With much additional labour, the principles contained in the Institutes of English
Grammar, have here been not only reaffirmed and rewritten, but occasionally
improved in expression, or amplified in their details. New topics, new
definitions, new rules, have also been added; and all parts of the subject have
been illustrated by a multiplicity of new examples and exercises, which it has

required a long time to amass and arrange. To the main doctrines, also, are here
subjoined many new observations and criticisms, which are the results of no
inconsiderable reading and reflection.
Regarding it as my business and calling, to work out the above-mentioned
purpose as circumstances might permit, I have laid no claim to genius, none to
infallibility; but I have endeavoured to be accurate, and aspired to be useful; and
it is a part of my plan, that the reader of this volume shall never, through my
fault, be left in doubt as to the origin of any thing it contains. It is but the duty of
an author, to give every needful facility for a fair estimate of his work; and,
whatever authority there may be for anonymous copying in works on grammar,
the precedent is always bad.
The success of other labours, answerable to moderate wishes, has enabled me to
pursue this task under favourable circumstances, and with an unselfish,

independent aim.
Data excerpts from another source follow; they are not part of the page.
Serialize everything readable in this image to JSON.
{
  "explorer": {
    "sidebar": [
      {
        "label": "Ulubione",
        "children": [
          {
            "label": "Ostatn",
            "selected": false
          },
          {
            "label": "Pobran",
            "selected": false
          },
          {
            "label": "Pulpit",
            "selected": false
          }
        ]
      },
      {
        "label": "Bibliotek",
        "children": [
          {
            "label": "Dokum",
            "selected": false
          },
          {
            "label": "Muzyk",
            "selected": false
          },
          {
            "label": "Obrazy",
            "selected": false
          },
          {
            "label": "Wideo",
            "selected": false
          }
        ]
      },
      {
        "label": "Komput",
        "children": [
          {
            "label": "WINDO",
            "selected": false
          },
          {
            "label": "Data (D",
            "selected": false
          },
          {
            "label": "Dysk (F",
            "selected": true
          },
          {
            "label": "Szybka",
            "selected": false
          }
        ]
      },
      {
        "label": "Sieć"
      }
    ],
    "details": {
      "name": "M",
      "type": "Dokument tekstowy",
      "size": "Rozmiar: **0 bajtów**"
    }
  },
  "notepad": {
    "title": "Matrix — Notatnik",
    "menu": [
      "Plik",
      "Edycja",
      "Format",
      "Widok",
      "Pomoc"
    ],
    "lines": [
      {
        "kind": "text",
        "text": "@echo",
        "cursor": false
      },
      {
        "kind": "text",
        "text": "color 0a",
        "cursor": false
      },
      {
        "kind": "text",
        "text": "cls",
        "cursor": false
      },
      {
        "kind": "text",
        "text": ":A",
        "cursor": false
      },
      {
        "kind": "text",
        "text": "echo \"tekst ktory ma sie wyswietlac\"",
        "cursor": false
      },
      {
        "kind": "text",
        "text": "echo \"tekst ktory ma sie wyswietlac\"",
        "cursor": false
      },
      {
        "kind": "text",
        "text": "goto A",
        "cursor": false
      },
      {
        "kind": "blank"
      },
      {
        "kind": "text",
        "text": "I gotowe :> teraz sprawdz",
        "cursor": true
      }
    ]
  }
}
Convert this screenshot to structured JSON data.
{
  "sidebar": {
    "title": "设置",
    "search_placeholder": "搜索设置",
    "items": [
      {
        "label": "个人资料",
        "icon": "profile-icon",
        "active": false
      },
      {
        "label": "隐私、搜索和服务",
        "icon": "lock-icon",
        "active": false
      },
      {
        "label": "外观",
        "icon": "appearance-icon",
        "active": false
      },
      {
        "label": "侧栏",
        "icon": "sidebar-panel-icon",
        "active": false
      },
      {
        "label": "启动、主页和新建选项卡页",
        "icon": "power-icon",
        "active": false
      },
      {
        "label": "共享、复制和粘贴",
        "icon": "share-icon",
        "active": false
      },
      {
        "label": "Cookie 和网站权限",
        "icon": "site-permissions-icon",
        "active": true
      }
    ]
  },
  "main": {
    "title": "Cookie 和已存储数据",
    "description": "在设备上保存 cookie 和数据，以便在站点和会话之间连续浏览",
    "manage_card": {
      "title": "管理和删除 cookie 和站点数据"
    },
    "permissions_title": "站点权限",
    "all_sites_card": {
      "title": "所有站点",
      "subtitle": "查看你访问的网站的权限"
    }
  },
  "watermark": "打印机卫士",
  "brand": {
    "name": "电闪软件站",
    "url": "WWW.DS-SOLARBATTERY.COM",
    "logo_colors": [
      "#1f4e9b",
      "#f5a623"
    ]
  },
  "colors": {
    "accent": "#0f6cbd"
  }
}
Not with vainglorious pride, but with reverent gratitude to
God, I acknowledge this advantage, giving thanks for the signal mercy which
has upborne me to the long-continued effort. Had the case been otherwise,—had
the labours of the school-room been still demanded for my support,—the present
large volume would never have appeared. I had desired some leisure for the
completing of this design, and to it I scrupled not to sacrifice the profits of my
main employment, as soon as it could be done without hazard of adding another
chapter to "the Calamities of Authors."
The nature and design of this treatise are perhaps sufficiently developed in
connexion with the various topics which are successively treated of in the
Introduction. 

That method of teaching, which I conceive to be the best, is also
there described. And, in the Grammar itself, there will be found occasional
directions concerning the manner of its use. I have hoped to facilitate the study
of the English language, not by abridging our grammatical code, or by rejecting
the common phraseolgy [sic—KTH] of its doctrines, but by extending the
former, improving the latter, and establishing both;—but still more, by
furnishing new illustrations of the subject, and arranging its vast number of
particulars in such order that every item may be readily found.

An other important purpose, which, in the preparation of this work, has been
borne constantly in mind, and judged worthy of very particular attention, was the
attempt to settle, so far as the most patient investigation and the fullest exhibition
of proofs could do it, the multitudinous and vexatious disputes which have.